José Ramón's beginnings.
When José Ramón was just a child, the Sauto family decided to emigrate to Spain due to the instability the country was going through as a result of the Mexican revolution that had started in 1910. Growing up in Spain, José Ramón was very clear that he wanted to dedicate himself to soccer after having grown up influenced by the Olympic competitions of 1924 and 1928, as well as the World Championship of Uruguay 1930.

The young prospect would try out for the Imperio FC club in Madrid, where he managed to earn a place. At that club, Sauto would win the Spanish Amateur Championship title on two occasions, being the most outstanding player of the whole squad. After the successes obtained at amateur level, the powerful Real Madrid quickly set its eyes on the Mexican-born player with whom they managed to reach an agreement. After undergoing the pertinent medical tests, José Ramón Sauto made his debut with the white shirt in a match against Betis of Seville during the 1933-1944 season. The Mexican midfielder managed to seal good performances, which earned him another year in the Madrid team.

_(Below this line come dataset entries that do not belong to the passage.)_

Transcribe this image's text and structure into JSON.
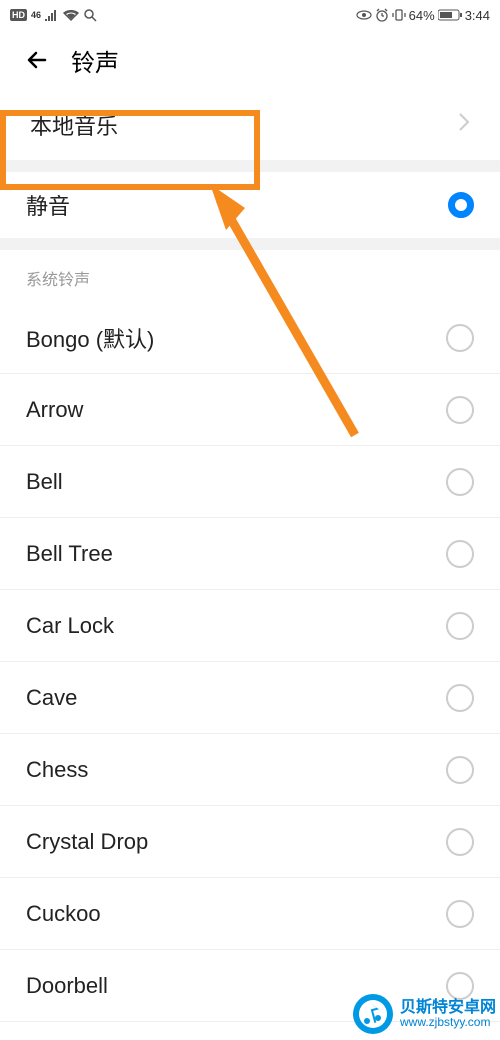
{
  "status": {
    "hd": "HD",
    "lte": "46",
    "battery_text": "64%",
    "time": "3:44"
  },
  "header": {
    "title": "铃声"
  },
  "local_music": {
    "label": "本地音乐"
  },
  "silent": {
    "label": "静音",
    "selected": true
  },
  "section": {
    "title": "系统铃声"
  },
  "ringtones": [
    {
      "label": "Bongo (默认)"
    },
    {
      "label": "Arrow"
    },
    {
      "label": "Bell"
    },
    {
      "label": "Bell Tree"
    },
    {
      "label": "Car Lock"
    },
    {
      "label": "Cave"
    },
    {
      "label": "Chess"
    },
    {
      "label": "Crystal Drop"
    },
    {
      "label": "Cuckoo"
    },
    {
      "label": "Doorbell"
    }
  ],
  "watermark": {
    "title": "贝斯特安卓网",
    "url": "www.zjbstyy.com"
  }
}
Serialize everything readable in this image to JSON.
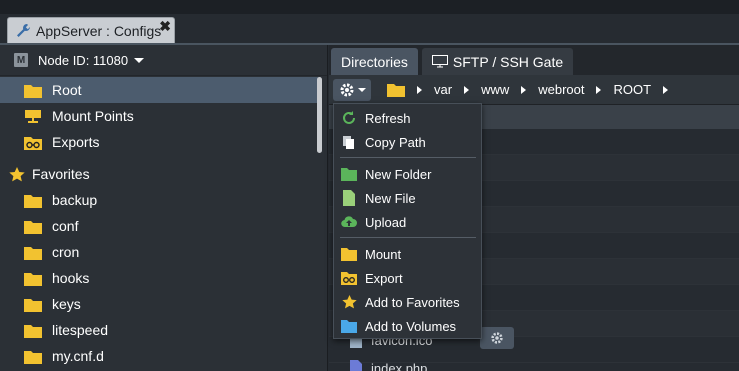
{
  "window": {
    "tab_title": "AppServer : Configs",
    "close_glyph": "✖"
  },
  "left": {
    "node_label": "Node ID: 11080",
    "node_icon_letter": "M",
    "tree": [
      {
        "label": "Root",
        "icon": "folder-icon",
        "selected": true
      },
      {
        "label": "Mount Points",
        "icon": "mount-icon"
      },
      {
        "label": "Exports",
        "icon": "export-icon"
      },
      {
        "label": "Favorites",
        "icon": "star-icon"
      },
      {
        "label": "backup",
        "icon": "folder-icon"
      },
      {
        "label": "conf",
        "icon": "folder-icon"
      },
      {
        "label": "cron",
        "icon": "folder-icon"
      },
      {
        "label": "hooks",
        "icon": "folder-icon"
      },
      {
        "label": "keys",
        "icon": "folder-icon"
      },
      {
        "label": "litespeed",
        "icon": "folder-icon"
      },
      {
        "label": "my.cnf.d",
        "icon": "folder-icon"
      }
    ]
  },
  "right": {
    "tabs": [
      {
        "label": "Directories",
        "active": true
      },
      {
        "label": "SFTP / SSH Gate",
        "active": false
      }
    ],
    "breadcrumb": [
      "var",
      "www",
      "webroot",
      "ROOT"
    ],
    "behind_file": "favicon.ico",
    "behind_file2": "index.php"
  },
  "menu": {
    "items": [
      {
        "label": "Refresh",
        "icon": "refresh-icon"
      },
      {
        "label": "Copy Path",
        "icon": "copy-icon"
      },
      {
        "label": "New Folder",
        "icon": "new-folder-icon"
      },
      {
        "label": "New File",
        "icon": "new-file-icon"
      },
      {
        "label": "Upload",
        "icon": "upload-icon"
      },
      {
        "label": "Mount",
        "icon": "mount-icon"
      },
      {
        "label": "Export",
        "icon": "export-icon"
      },
      {
        "label": "Add to Favorites",
        "icon": "star-icon"
      },
      {
        "label": "Add to Volumes",
        "icon": "volume-folder-icon"
      }
    ]
  },
  "colors": {
    "folder": "#f2c230",
    "green": "#5bb55b",
    "selected_row": "#4c5c6e",
    "accent_tab": "#4a5562"
  }
}
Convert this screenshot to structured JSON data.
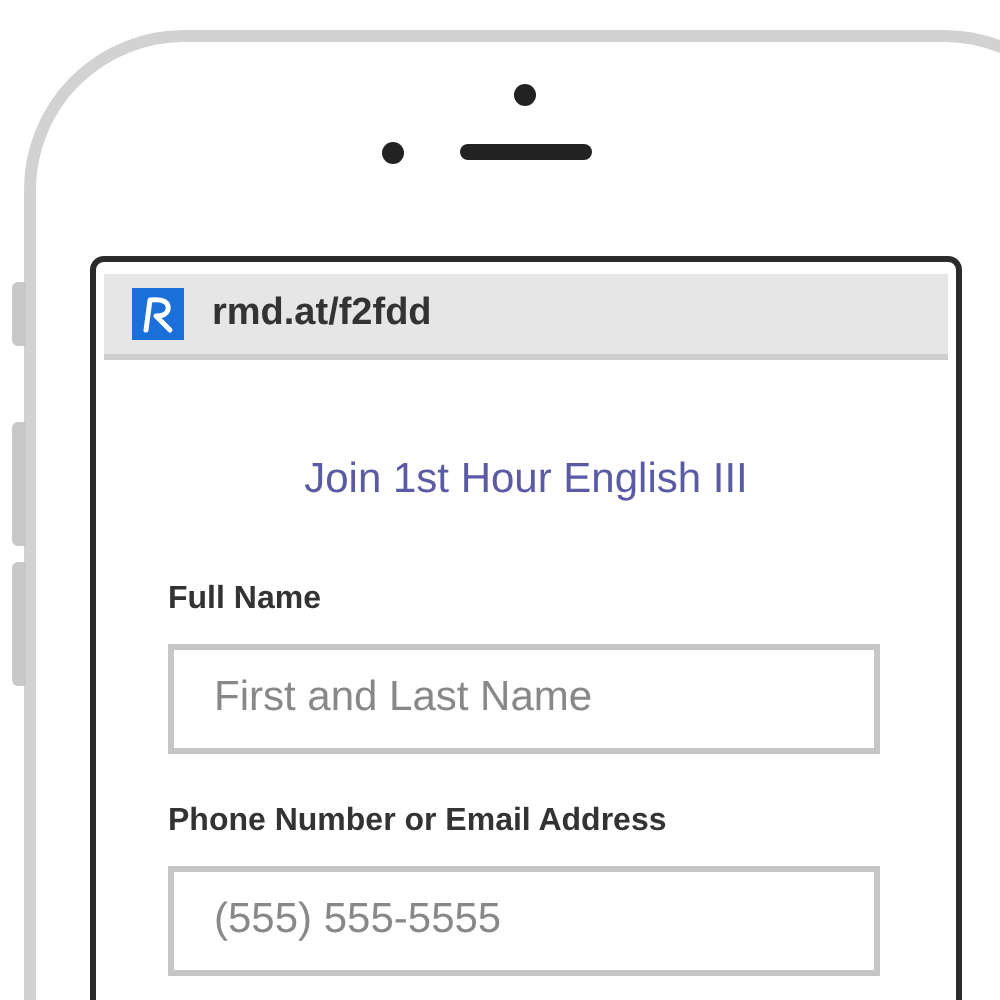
{
  "address_bar": {
    "url": "rmd.at/f2fdd"
  },
  "form": {
    "title": "Join 1st Hour English III",
    "fields": [
      {
        "label": "Full Name",
        "placeholder": "First and Last Name"
      },
      {
        "label": "Phone Number or Email Address",
        "placeholder": "(555) 555-5555"
      }
    ]
  }
}
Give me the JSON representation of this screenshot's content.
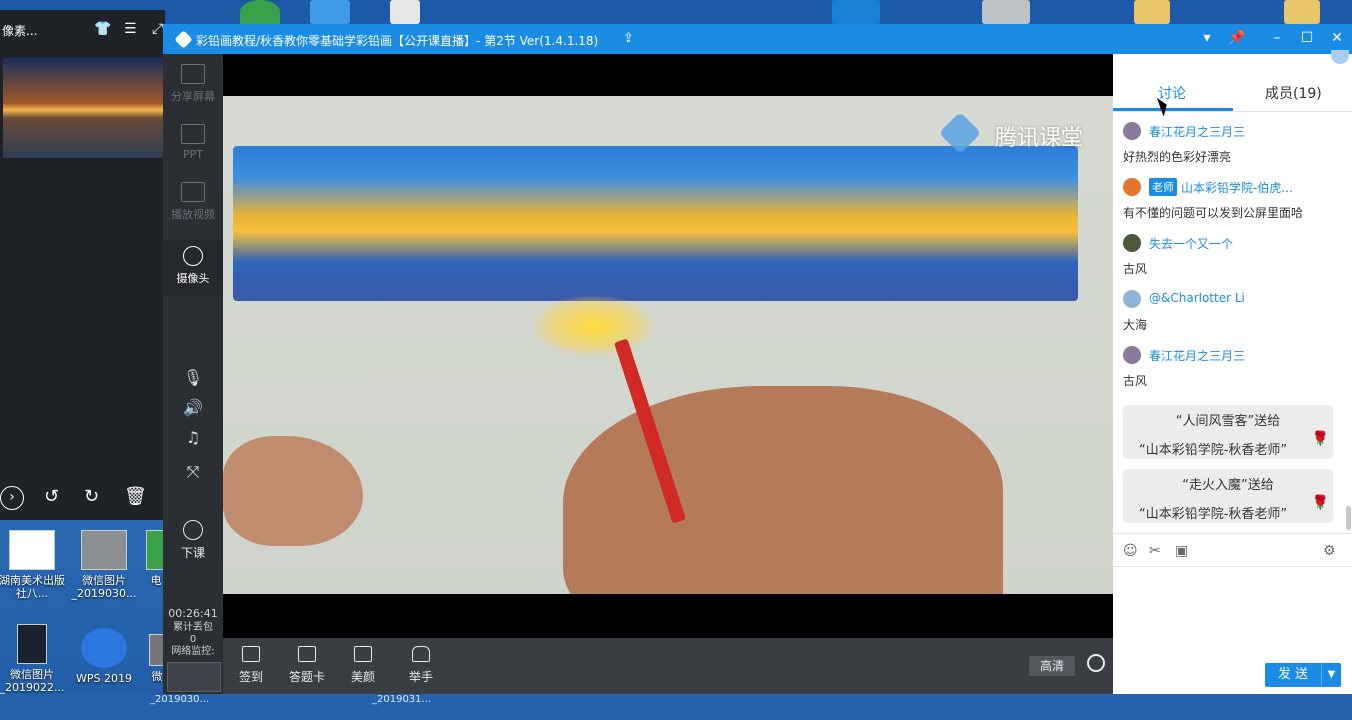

In 1935, with Sauto's good performances, the team was crowned cup champion, thus closing a good campaign. The Mexican midfielder gradually became an important player for the club, however, to the player's misfortune, the following year the Spanish Civil War would arrive and things would change radically.

Years before, during his adolescence, Sauto had decided to enlist in the Spanish army and perform his military service. From an early age, Jose Ramon had been instructed by his father in the arts of hunting, so the player had the makings of an excellent marksman. Due to his skills with weapons, he would be required to take part in the conflict with the rebel side, although he would never get to be in a battlefield like many of his former teammates in Real Madrid.

During the war, Sauto almost lost his life when he was captured and imprisoned by anarchists from the opposing side, but it was a guard who spared his life after recognizing him in his cell. Soccer saved his life and allowed him to escape the conflict. Finally, and after 3 years in exile. José Ramón would return to Spain wounded by the war, but in optimal conditions to return to the playing fields.

In the 1940s, the Mexican footballer was able to resume his sporting career, which he would extend until 1944, years in which he would have the opportunity to be one of the captains and leaders of the team of the Spanish capital.

"In his 11 years as a merengue, Sauto would contribute a lot of talent to the white team, playing more than 150 official matches with his historic number 2 on his jersey." said German Rosete

With a dream retirement, Sauto would put an end to his career as a madridista by winning the clásico against Barcelona by a score of 2 goals to 1.

Sauto would mark a before and after in the history of Mexican soccer, with his great performances, the player would get 6 other Mexicans to reach Spanish clubs of that time, great names like Luis Pirata Fuente or Hugo Sanchez himself, may never have managed to play the league if it had not been for the impact and good image that Jose Ramon Sauto left the Iberian football in the middle of the last century.